L’étude minutieuse de Georges Joumas se fonde non seulement sur les témoignages des survivants (dont Pierre Sergent, futur cadre de l’Organisation armée secrète, OAS), mais aussi sur les archives départementales du Loiret, où se tinrent, après la Libération, les procès des exécuteurs du Sipo-SD, du moins d’une part d’entre eux, ainsi que des « gestapistes » français qui les assistèrent.

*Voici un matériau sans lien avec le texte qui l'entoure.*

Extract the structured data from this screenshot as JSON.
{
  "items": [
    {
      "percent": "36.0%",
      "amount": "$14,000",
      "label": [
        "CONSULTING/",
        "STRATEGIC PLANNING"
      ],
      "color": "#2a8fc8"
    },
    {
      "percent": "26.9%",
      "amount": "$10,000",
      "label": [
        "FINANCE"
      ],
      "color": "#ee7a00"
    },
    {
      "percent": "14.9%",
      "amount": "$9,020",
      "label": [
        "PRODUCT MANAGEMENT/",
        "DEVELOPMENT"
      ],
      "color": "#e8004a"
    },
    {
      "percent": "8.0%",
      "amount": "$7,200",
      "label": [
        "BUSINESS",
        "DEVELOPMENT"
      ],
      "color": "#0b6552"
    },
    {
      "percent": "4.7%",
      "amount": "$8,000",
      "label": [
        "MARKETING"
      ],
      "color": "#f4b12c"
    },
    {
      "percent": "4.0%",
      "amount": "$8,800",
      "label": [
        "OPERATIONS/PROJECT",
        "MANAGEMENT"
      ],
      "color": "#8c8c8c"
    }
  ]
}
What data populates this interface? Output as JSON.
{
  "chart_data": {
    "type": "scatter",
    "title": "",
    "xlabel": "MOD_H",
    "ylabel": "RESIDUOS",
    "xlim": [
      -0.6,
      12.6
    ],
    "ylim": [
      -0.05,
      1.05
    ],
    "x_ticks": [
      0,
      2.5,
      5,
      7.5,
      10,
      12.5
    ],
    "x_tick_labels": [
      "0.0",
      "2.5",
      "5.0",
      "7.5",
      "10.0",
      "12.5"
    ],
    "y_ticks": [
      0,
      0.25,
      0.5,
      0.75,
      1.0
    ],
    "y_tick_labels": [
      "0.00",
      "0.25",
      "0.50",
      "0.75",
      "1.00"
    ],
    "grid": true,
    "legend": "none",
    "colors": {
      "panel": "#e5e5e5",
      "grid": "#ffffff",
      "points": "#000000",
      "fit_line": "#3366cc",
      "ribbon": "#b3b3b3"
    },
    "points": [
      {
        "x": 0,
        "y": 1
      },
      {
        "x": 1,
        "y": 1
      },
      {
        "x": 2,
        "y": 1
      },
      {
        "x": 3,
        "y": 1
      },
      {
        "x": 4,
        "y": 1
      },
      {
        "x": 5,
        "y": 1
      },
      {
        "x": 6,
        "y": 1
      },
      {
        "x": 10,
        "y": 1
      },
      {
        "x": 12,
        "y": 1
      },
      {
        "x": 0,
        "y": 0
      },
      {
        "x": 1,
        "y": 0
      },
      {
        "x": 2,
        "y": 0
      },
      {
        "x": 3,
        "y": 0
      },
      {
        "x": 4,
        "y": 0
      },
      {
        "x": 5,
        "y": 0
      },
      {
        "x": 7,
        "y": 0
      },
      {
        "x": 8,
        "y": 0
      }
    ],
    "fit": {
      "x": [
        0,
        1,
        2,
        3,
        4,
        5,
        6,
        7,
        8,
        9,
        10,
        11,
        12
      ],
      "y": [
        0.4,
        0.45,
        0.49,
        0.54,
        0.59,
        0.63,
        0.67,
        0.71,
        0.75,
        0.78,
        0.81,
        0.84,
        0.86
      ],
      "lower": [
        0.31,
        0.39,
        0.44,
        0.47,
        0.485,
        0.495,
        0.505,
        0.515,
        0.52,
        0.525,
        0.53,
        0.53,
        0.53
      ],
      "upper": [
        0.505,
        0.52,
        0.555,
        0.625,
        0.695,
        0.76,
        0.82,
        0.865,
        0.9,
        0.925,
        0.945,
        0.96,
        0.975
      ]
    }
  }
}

Elle reconstitue l’organisation des résistants parisiens, affiliés au réseau Vélite, leur cheminement depuis Paris, leur hébergement dans des fermes, puis leur arrestation. Elle se poursuit par l’exploitation méthodique des archives judiciaires, et s’appuie sur la documentation fournie par Serge Klarsfeld concernant les officiers du Sipo-SD qui échappèrent aux poursuites. Elle examine enfin la perpétuation de la mémoire des victimes, localement et dans divers lycées parisiens, car la plupart étaient issues des classes préparatoires de lycées. Centrée sur les cinquante-six martyrs, l’étude estime qu’au total la marche vers la Sologne fut le fait de cent cinquante à deux cents jeunes parisiens. Cela témoigne de l’élan que suscitèrent le débarquement et les prodromes de la Libération, comme le montre également le massacre de jeunes résistants à la cascade du bois de Boulogne au mois d’août.